Quello di Iv in consiglio dei ministri sul cosiddetto contributo di solidarietà è stato "un atteggiamento assolutamente pregiudiziale nei confronti di una proposta ragionevole da parte del presidente Draghi che avrebbe contribuito a trovare ulteriori risorse contro il caro bollette". Lo ha detto il responsabile economia e finanze del Pd, Antonio Misiani, contattato telefonicamente. "Da parte della destra questo tipo di atteggiamento era in qualche misura prevedibile, ma da parte di Italia Viva è stata una scelta incomprensibile, uno stop a Draghi che li allontana dal campo riformista. La proposta era un semplice rinvio dello sgravio per una parte dei contribuenti, senza mettere in discussione l'impianto della riforma".
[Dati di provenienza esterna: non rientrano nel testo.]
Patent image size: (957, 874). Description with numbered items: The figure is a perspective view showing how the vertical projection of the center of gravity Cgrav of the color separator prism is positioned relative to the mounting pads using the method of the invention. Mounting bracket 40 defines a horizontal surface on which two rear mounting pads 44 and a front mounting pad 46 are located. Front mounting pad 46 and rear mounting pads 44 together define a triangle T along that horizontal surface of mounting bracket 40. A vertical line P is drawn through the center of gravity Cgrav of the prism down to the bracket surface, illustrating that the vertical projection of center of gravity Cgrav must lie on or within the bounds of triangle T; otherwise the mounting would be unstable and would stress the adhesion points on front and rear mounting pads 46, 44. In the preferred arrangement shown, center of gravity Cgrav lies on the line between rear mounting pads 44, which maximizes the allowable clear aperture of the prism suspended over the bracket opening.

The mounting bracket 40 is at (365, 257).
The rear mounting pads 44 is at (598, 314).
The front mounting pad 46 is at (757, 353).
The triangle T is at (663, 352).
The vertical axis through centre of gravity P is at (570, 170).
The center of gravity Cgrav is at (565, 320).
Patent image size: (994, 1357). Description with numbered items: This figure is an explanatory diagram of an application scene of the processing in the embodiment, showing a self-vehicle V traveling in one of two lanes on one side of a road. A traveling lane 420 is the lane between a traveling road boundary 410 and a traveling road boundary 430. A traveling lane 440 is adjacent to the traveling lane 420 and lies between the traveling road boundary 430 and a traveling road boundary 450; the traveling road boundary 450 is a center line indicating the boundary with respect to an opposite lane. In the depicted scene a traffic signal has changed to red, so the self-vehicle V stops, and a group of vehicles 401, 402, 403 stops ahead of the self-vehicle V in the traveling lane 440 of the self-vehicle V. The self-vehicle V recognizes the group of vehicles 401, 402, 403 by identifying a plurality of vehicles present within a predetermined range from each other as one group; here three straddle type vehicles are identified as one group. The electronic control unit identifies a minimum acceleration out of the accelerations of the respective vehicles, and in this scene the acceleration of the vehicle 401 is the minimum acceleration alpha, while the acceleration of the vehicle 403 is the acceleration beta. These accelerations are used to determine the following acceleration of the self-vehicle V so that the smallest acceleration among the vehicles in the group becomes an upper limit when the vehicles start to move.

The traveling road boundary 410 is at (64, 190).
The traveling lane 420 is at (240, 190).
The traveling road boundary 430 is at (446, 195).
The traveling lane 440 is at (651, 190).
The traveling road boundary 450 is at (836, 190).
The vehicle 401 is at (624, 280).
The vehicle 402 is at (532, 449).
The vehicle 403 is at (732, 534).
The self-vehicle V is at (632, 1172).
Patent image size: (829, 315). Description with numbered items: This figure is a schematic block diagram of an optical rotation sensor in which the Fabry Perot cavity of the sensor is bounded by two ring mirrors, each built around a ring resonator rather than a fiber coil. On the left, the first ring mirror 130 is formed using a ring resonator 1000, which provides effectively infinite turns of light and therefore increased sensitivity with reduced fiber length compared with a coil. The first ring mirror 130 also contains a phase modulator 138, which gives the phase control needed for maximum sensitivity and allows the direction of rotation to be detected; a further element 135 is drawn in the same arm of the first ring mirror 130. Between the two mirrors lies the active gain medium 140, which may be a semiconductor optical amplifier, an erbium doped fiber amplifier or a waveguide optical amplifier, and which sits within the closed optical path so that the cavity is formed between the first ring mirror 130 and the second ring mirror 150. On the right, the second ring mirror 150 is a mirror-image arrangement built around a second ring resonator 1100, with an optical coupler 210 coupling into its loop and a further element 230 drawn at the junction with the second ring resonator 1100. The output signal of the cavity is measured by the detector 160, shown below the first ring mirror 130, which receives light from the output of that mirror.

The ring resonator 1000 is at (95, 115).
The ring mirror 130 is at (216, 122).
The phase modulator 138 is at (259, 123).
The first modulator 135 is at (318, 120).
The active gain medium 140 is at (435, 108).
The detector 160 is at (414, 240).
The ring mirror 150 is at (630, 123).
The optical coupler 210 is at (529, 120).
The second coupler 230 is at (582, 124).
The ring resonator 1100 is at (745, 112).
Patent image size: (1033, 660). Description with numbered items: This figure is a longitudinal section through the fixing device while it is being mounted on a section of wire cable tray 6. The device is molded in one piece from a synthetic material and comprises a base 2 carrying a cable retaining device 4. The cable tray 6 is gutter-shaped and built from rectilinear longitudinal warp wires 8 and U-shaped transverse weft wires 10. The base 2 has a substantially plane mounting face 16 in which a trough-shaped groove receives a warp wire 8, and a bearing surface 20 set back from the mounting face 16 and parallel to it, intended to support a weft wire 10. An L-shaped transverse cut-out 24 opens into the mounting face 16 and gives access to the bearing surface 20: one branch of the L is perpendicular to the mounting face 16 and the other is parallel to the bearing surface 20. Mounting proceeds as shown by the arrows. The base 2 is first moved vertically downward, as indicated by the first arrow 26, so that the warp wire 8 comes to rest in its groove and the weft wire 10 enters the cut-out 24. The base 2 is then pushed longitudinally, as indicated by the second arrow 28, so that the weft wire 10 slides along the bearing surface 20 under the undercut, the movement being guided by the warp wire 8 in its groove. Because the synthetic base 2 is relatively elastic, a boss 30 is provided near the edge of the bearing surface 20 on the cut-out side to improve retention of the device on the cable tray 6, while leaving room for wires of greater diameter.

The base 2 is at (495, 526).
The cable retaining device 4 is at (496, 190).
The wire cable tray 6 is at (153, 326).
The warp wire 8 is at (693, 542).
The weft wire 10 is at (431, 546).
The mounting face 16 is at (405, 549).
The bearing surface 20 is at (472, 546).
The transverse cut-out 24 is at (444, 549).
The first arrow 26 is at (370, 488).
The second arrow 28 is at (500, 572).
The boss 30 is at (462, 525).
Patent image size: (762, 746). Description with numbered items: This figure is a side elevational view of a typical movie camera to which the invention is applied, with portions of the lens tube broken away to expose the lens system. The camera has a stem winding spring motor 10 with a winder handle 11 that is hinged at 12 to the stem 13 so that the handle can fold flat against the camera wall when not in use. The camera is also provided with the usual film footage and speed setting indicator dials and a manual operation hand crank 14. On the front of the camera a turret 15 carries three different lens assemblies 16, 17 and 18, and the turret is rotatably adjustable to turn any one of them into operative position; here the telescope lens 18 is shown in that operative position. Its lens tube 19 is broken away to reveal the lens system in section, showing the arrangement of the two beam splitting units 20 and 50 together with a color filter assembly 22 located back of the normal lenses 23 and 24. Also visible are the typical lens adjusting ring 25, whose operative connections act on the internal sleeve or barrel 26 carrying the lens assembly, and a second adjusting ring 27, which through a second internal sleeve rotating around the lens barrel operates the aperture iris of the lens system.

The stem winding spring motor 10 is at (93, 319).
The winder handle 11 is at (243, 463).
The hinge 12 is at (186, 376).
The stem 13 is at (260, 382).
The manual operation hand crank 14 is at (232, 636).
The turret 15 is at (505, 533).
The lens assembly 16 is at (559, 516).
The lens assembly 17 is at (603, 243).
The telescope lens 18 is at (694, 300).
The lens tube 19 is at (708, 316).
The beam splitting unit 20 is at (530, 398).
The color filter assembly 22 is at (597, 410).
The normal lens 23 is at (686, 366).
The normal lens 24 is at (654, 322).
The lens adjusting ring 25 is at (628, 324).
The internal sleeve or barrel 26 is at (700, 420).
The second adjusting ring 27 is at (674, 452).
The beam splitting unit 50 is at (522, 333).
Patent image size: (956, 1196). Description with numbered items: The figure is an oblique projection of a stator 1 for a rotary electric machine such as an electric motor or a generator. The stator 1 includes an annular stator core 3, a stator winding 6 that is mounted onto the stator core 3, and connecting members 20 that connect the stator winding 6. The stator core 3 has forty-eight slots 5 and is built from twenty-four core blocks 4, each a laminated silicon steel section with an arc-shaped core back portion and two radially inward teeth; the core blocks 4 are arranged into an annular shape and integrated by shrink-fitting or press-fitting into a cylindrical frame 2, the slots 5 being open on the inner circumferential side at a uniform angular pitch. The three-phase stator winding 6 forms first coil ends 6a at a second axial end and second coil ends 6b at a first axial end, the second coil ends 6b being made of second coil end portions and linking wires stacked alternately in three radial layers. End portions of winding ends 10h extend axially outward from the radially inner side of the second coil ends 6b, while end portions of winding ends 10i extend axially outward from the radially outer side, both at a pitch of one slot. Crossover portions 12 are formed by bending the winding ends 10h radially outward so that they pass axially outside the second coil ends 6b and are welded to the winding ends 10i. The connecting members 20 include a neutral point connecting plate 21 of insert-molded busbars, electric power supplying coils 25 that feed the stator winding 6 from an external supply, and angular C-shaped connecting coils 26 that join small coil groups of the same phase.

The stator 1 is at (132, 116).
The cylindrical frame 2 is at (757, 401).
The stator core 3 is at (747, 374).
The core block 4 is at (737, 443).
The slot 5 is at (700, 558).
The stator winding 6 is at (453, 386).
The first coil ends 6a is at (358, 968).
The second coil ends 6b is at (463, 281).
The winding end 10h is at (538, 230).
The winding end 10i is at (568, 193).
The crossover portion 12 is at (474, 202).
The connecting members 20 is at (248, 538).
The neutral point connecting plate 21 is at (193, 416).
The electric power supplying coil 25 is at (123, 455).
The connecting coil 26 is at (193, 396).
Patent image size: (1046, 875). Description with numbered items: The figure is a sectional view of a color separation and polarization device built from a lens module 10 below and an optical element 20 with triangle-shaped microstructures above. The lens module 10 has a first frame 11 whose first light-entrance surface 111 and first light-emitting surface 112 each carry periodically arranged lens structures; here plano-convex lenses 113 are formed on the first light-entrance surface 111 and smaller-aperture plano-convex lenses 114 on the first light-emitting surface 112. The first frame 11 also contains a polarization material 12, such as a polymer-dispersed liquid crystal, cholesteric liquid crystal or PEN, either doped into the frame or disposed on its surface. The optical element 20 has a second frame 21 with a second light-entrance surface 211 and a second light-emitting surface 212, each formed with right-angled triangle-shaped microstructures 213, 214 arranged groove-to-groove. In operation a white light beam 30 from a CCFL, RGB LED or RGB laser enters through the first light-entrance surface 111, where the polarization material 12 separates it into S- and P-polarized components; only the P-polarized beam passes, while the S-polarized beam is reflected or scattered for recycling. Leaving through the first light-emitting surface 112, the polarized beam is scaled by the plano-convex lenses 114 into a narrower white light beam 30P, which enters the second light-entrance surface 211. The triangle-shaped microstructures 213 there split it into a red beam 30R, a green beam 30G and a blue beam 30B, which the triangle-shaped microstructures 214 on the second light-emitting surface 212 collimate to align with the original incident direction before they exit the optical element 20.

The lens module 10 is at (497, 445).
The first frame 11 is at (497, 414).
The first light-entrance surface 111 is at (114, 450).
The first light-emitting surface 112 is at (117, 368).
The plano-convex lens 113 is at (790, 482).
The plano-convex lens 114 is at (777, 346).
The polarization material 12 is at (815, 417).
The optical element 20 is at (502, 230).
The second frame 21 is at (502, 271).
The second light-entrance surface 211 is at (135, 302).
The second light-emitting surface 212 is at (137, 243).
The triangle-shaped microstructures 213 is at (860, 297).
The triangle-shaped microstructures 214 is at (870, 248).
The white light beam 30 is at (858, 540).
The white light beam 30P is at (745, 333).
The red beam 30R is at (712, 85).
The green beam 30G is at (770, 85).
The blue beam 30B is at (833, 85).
"Se fosse un prelievo sarebbe una patrimoniale, ma non è un prelievo" perché è uno sconto "che slitta all'anno dopo", quindi "non è ancora stato percepito. Non è un danno come un prelievo, ma non possiamo dire che ci faccia piacere": lo ha detto il viceministro al Mise, Gilberto Pichetto (Fi), raggiunto al telefono dall'ANSA dopo la cabina di regia del governo alla quale ha preso parte, commentando l'ipotesi di congelare gli effetti del taglio dell'Irpef per i redditi sopra i 75 mila euro. Pichetto ha spiegato che in cabina di regia "si è posto il tema di un intervento aggiuntivo per contrastare il caro prezzi e per un intervento sul cuneo fiscale più incisivo". C'è quindi l'ipotesi di agire "con uno slittamento" dei benefici del primo passo della riforma dell'Irpef "sui redditi più alti". Una soglia che "dovrà valutare Draghi" e che l'ipotesi per ora considera tra 50 e 100 mila. I risparmi si aggirano sui 250 milioni di euro, spiega il viceministro. "Come Forza Italia non vediamo bene questo intervento ancorché non tocchi l'impianto dell'accordo di maggioranza. Ma questo avvio" di riforma "fatto sulla prima parte" dei redditi "e non completamente, non lo vediamo bene".

"Se deve essere una patrimoniale ci piace poco. Sul contributo per limitare e impedire l'aumento delle bollette si possono trovare i soldi nell'applicazione della riforma Irpef, un paio di miliardi. Comunque discuteremo e vedremo in che consiste questa proposta, ma se si tratta di una nuova patrimoniale non siamo a favore". Così il coordinatore nazionale di Forza Italia, Antonio Tajani commentando la proposta di un contributo di solidarietà da parte dei redditi più alti contro il caro bollette, a margine dell'assemblea dell'Udc a Roma.

Arriva un fondo da 30 milioni per le assunzioni nei piccoli Comuni sotto i 5000 abitanti e uno stanziamento ad hoc da 67 milioni per i Comuni del Sud per i contratti a professionisti ed esperti. Lo prevede l'accordo tra governo e Anci siglato a Palazzo Chigi. I fondi per i piccoli comuni, spiega una nota, andranno ai sindaci che nonostante i nuovi spazi assunzionali resi disponibili, non abbiano risorse finanziarie utilizzabili.